The New York Fed is out with its credit report for the first quarter of 2012. It shows student debt bucking the trend (“Student Loan Debt Continues to Grow”), rising while all other kinds of debt fell from the end of last year. Student debt, at $904 billion (not yet the much-advertised trillion), is now considerably larger than credit card and auto debt. A decade ago, student debt was a less than half credit cards and autos.
(By the way, it’s interesting that the New York Fed has begun publishing rigorous student debt estimates, which were previously unavailable. Mark Kantrowitz’ estimate of over $1 trillion on his Student Loan Debt Clock is widely cited, but he doesn’t disclose his methods, even when asked. The New York Fed contracted with Equifax, the credit-rating agency, to get good numbers. The central bankers recently had David Graeber, author of Debt: The First 5,000 Years, down to talk to them, where he told them about the need for debt relief. He reports that they were very receptive to his message, fearing another economic crisis if nothing is done, though they probably wouldn’t go as far as his call for a Jubilee-style writeoff. It is utterly fascinating that this Vatican of capital called a prominent anarchist intellectual in for a consultation.)
For the quarter, student debt rose by $30 billion, or 3.4%, while all other kinds of debt fell by $131 billion, or 1.2%. Of the other major categories, only auto debt was up (but just 0.3%); mortgages (-1.0%), credit cards (-3.6%), and home equity lines (-2.4%) all fell. Debt has broadly been falling for almost four years, but student debt continues to rise. Nonstudent debt is down 13% from its 2008 peak—but student debt makes a new peak every quarter.
The best way to measure personal debt burdens over time is by comparing them to after-tax incomes. As the graph shows, most forms of debt rose steadily from 2003 (when the New York Fed data begins) through a peak at the end of 2007, and have fallen dramatically since. But not student debt. In fact, the ratio of nonstudent debt to income is only a little higher than it was in 2003—but the student debt ratio has more than doubled (from 2.9% to 7.9%). And that’s relative to aggregate incomes. Student debtors skew young, and their cohort’s incomes are well below average (even more so these days), meaning that the relative burden has risen more sharply than it looks.

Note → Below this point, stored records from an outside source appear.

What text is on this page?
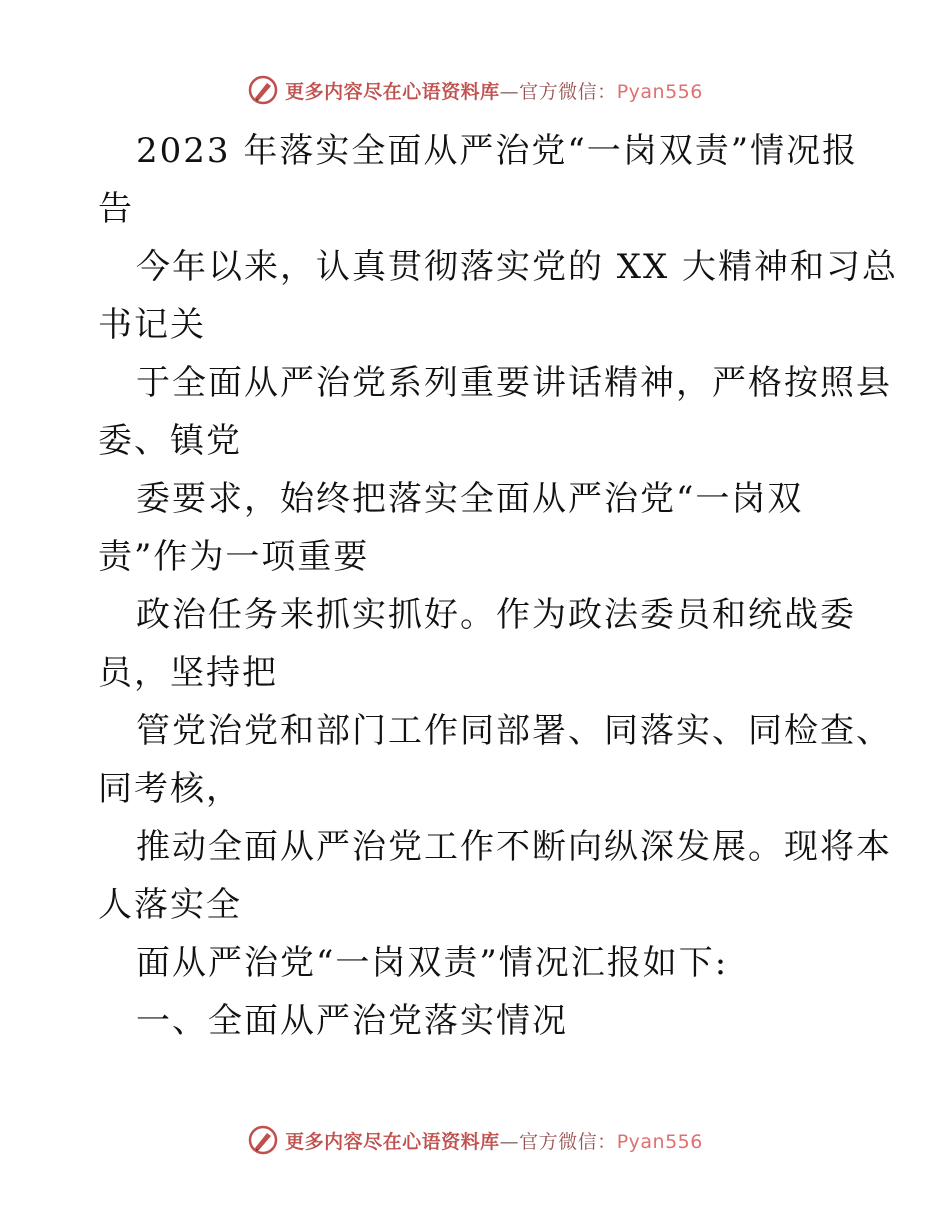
更多内容尽在心语资料库—官方微信：Pyan556
2023 年落实全面从严治党“一岗双责”情况报
告
今年以来，认真贯彻落实党的 XX 大精神和习总
书记关
于全面从严治党系列重要讲话精神，严格按照县
委、镇党
委要求，始终把落实全面从严治党“一岗双
责”作为一项重要
政治任务来抓实抓好。作为政法委员和统战委
员，坚持把
管党治党和部门工作同部署、同落实、同检查、
同考核，
推动全面从严治党工作不断向纵深发展。现将本
人落实全
面从严治党“一岗双责”情况汇报如下:
一、全面从严治党落实情况
更多内容尽在心语资料库—官方微信：Pyan556
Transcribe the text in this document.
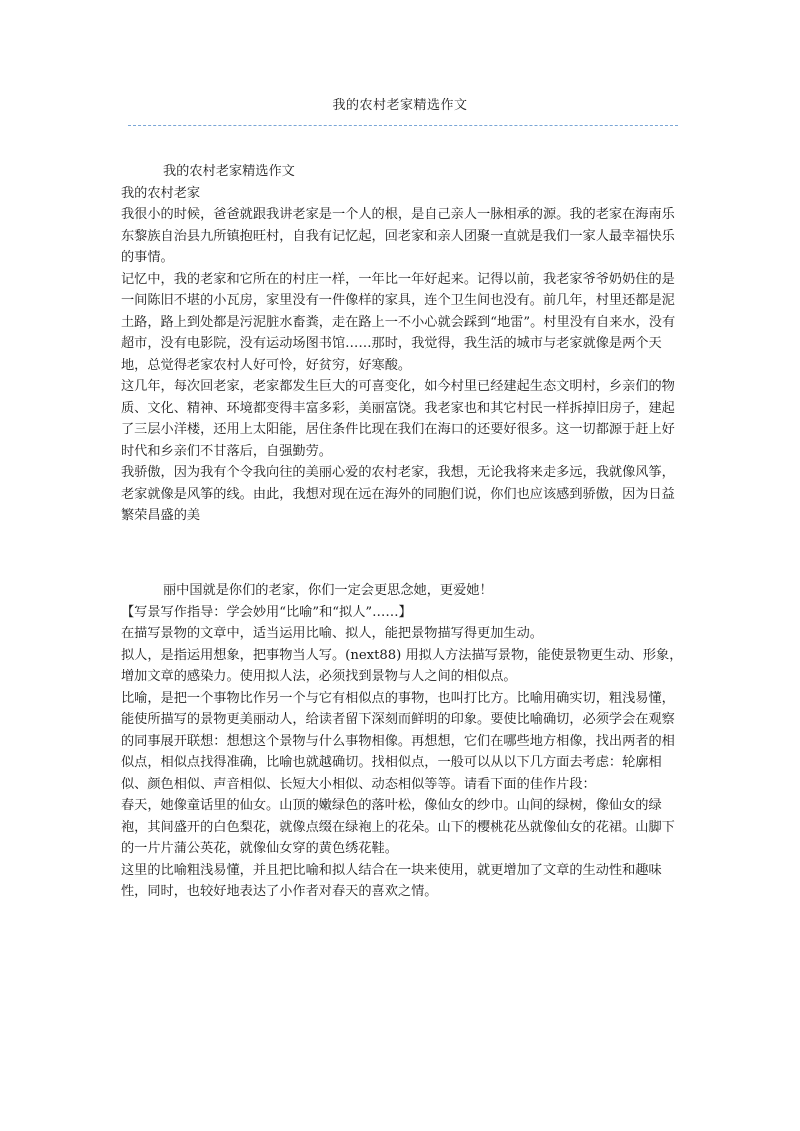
我的农村老家精选作文

我的农村老家精选作文

我的农村老家

我很小的时候，爸爸就跟我讲老家是一个人的根，是自己亲人一脉相承的源。我的老家在海南乐东黎族自治县九所镇抱旺村，自我有记忆起，回老家和亲人团聚一直就是我们一家人最幸福快乐的事情。

记忆中，我的老家和它所在的村庄一样，一年比一年好起来。记得以前，我老家爷爷奶奶住的是一间陈旧不堪的小瓦房，家里没有一件像样的家具，连个卫生间也没有。前几年，村里还都是泥土路，路上到处都是污泥脏水畜粪，走在路上一不小心就会踩到“地雷”。村里没有自来水，没有超市，没有电影院，没有运动场图书馆……那时，我觉得，我生活的城市与老家就像是两个天地，总觉得老家农村人好可怜，好贫穷，好寒酸。

这几年，每次回老家，老家都发生巨大的可喜变化，如今村里已经建起生态文明村，乡亲们的物质、文化、精神、环境都变得丰富多彩，美丽富饶。我老家也和其它村民一样拆掉旧房子，建起了三层小洋楼，还用上太阳能，居住条件比现在我们在海口的还要好很多。这一切都源于赶上好时代和乡亲们不甘落后，自强勤劳。

我骄傲，因为我有个令我向往的美丽心爱的农村老家，我想，无论我将来走多远，我就像风筝，老家就像是风筝的线。由此，我想对现在远在海外的同胞们说，你们也应该感到骄傲，因为日益繁荣昌盛的美

丽中国就是你们的老家，你们一定会更思念她，更爱她！

【写景写作指导：学会妙用“比喻”和“拟人”……】

在描写景物的文章中，适当运用比喻、拟人，能把景物描写得更加生动。

拟人，是指运用想象，把事物当人写。(next88) 用拟人方法描写景物，能使景物更生动、形象，增加文章的感染力。使用拟人法，必须找到景物与人之间的相似点。

比喻，是把一个事物比作另一个与它有相似点的事物，也叫打比方。比喻用确实切，粗浅易懂，能使所描写的景物更美丽动人，给读者留下深刻而鲜明的印象。要使比喻确切，必须学会在观察的同事展开联想：想想这个景物与什么事物相像。再想想，它们在哪些地方相像，找出两者的相似点，相似点找得准确，比喻也就越确切。找相似点，一般可以从以下几方面去考虑：轮廓相似、颜色相似、声音相似、长短大小相似、动态相似等等。请看下面的佳作片段：

春天，她像童话里的仙女。山顶的嫩绿色的落叶松，像仙女的纱巾。山间的绿树，像仙女的绿袍，其间盛开的白色梨花，就像点缀在绿袍上的花朵。山下的樱桃花丛就像仙女的花裙。山脚下的一片片蒲公英花，就像仙女穿的黄色绣花鞋。

这里的比喻粗浅易懂，并且把比喻和拟人结合在一块来使用，就更增加了文章的生动性和趣味性，同时，也较好地表达了小作者对春天的喜欢之情。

As the student debt burden rises, it’s harder for debtors to pay. Delinquency rates, though down from their 2010 peaks, are well above all other kinds of debt. And student debt was the only category to show an increase in delinquencies last quarter. (Funny word, “delinquency.”) Officially, 8.7% of student loans are delinquent, but since many debtors are still in grace periods, they’re not expected to pay. Of those that are, the New York Fed earlier estimated that 27% of debtors were behind on their payments, when the official number was lower than last quarter’s. (See my earlier write-up of this topic for more.) This is an extraordinary level of financial distress.
As I’ve said elsewhere (“How much does college cost, and why?”), it would be fairly easy to make higher ed completely free in the U.S. But that’s not the way we do things here. Debt is too useful as social discipline.